Note: cette installation s’est déroulée sous Plesk 9.2 (CentOS 5.2) / SpamAssassin 3.2.5

L’implémentation de la norme DKIM au sein de Plesk est réalisable directement via l’interface d’administration. Cependant, dans le but d’en optimiser le fonctionnement, plusieurs éléments nécessitent une configuration appropriée.

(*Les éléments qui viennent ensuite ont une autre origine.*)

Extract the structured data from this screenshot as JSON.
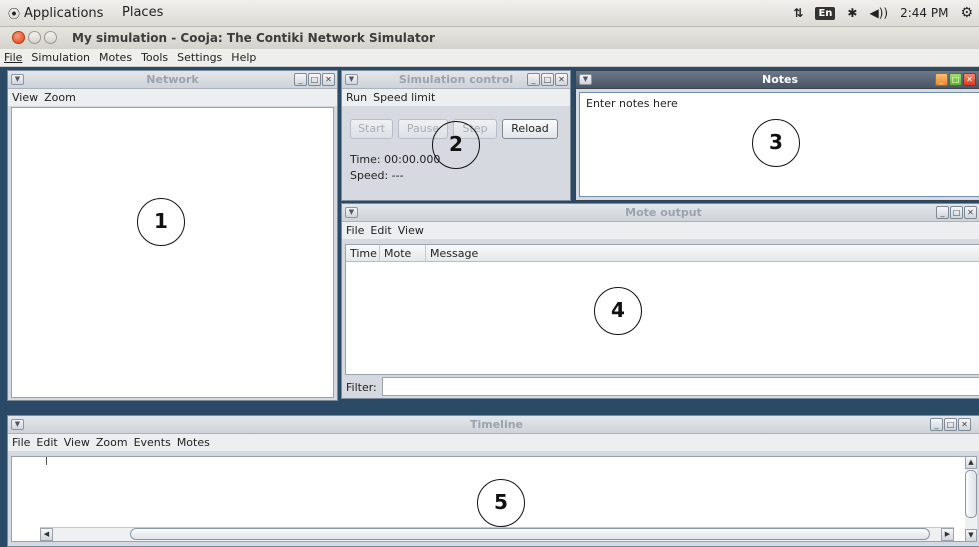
{
  "top_panel": {
    "applications": "Applications",
    "places": "Places",
    "keyboard_layout": "En",
    "clock": "2:44 PM"
  },
  "window": {
    "title": "My simulation - Cooja: The Contiki Network Simulator"
  },
  "menubar": [
    "File",
    "Simulation",
    "Motes",
    "Tools",
    "Settings",
    "Help"
  ],
  "network": {
    "title": "Network",
    "menu": [
      "View",
      "Zoom"
    ]
  },
  "sim_control": {
    "title": "Simulation control",
    "menu": [
      "Run",
      "Speed limit"
    ],
    "buttons": {
      "start": "Start",
      "pause": "Pause",
      "step": "Step",
      "reload": "Reload"
    },
    "time": "Time: 00:00.000",
    "speed": "Speed: ---"
  },
  "notes": {
    "title": "Notes",
    "text": "Enter notes here"
  },
  "mote_output": {
    "title": "Mote output",
    "menu": [
      "File",
      "Edit",
      "View"
    ],
    "columns": [
      "Time",
      "Mote",
      "Message"
    ],
    "filter_label": "Filter:"
  },
  "timeline": {
    "title": "Timeline",
    "menu": [
      "File",
      "Edit",
      "View",
      "Zoom",
      "Events",
      "Motes"
    ]
  },
  "markers": [
    "1",
    "2",
    "3",
    "4",
    "5"
  ],
  "colors": {
    "desktop": "#2b4a66",
    "frame_bg": "#d6d9df",
    "notes_title": "#4a5564"
  }
}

Signature des messages sortants

  1. Activer DKIM sous Plesk
    Dans la page d’accueil de l’administrateur du serveur, dans le panneau “Serveur”, cliquer sur l’icône intitulé “Paramètres du serveur de messagerie”. Ensuite, sous la section “Protection anti-spam DomainKeys”, cocher les cases “Autoriser la signature des e-mails sortants” et “Vérifier les e-mails entrants”. Sauvegarder ces modifications en cliquant sur le bouton “OK”.
    (v. manuel Parallels Plesk)
    Attention: par le biais de cette méthode, la signature des messages sortants est activée pour TOUS les domaines! Etant donné que chacun d’eux nécessite une configuration DNS spécifique, il est recommandé de désactiver par la suite cette option pour tous les domaines (tjs. dans l’interface Plesk: section “Domaines”, cocher tous les domaines, et cliquer sur “modifier”,  puis sélectionner “Désactiver” au niveau de “Utiliser le système de protection anti-spam DomainKeys pour signer les e-mails sortants”), et de la ré-activer au cas par cas.
  2. Activer DKIM sous un domaine précis
    Sélectionner un domaine, puis aller sous “Comptes de messagerie” > “Paramètres du messagerie”.
    Cocher la case “Utiliser le système de protection anti-spam DomainKeys pour signer les e-mails sortants” et cliquer sur le bouton “OK”.
  3. Récupérer la clé publique pour l’enregistrement DNS
    A niveau du domaine, se rendre dans “Paramètres DNS”. Cliquer sur “Activer le service DNS” (si inactif).
    Une ligne intitulée “default._domainkey.DOMAINE.TLD” de type TXT est désormais présente.
    Copier sa valeur (”p=MHwwD…RclQIDAQAB;”) dans un fichier texte.
  4. Configurer le serveur DNS (indépendant de Plesk)
    Dans la zone du domaine concerné:
    - Ajouter une entrée TXT nommée “_domainkey” avec comme valeur “o=~” (ceci est moins restrictif que la règle par défaut de Plesk, à savoir qu’elle veut signifier que “presque” tous les messages sortants sont signés).
    - Ajouter une entrée TXT nommée “default._domainkey.DOMAINE.TLD” avec comme valeur l’élément copié précédemment au point 3 dans un fichier texte (”p=MHwwD…RclQIDAQAB;”).
    Enregistrer la zone.
    Attention: ce point n’est utile que si votre serveur DNS n’est pas alimenté par Plesk (serveur DNS maître indépendant)
  5. Test: Envoyer un email de votre domaine à un compte Yahoo ou GMail
    Dans l’en-tête du message, une ligne “DomainKey-Signature:” est présente, ainsi qu’une ligne “DomainKey-Status: good”.
    Si ce n’est pas le cas, contrôlé que la propagation des zones DNS s’est déroulée correctement après les modification au pt. 4.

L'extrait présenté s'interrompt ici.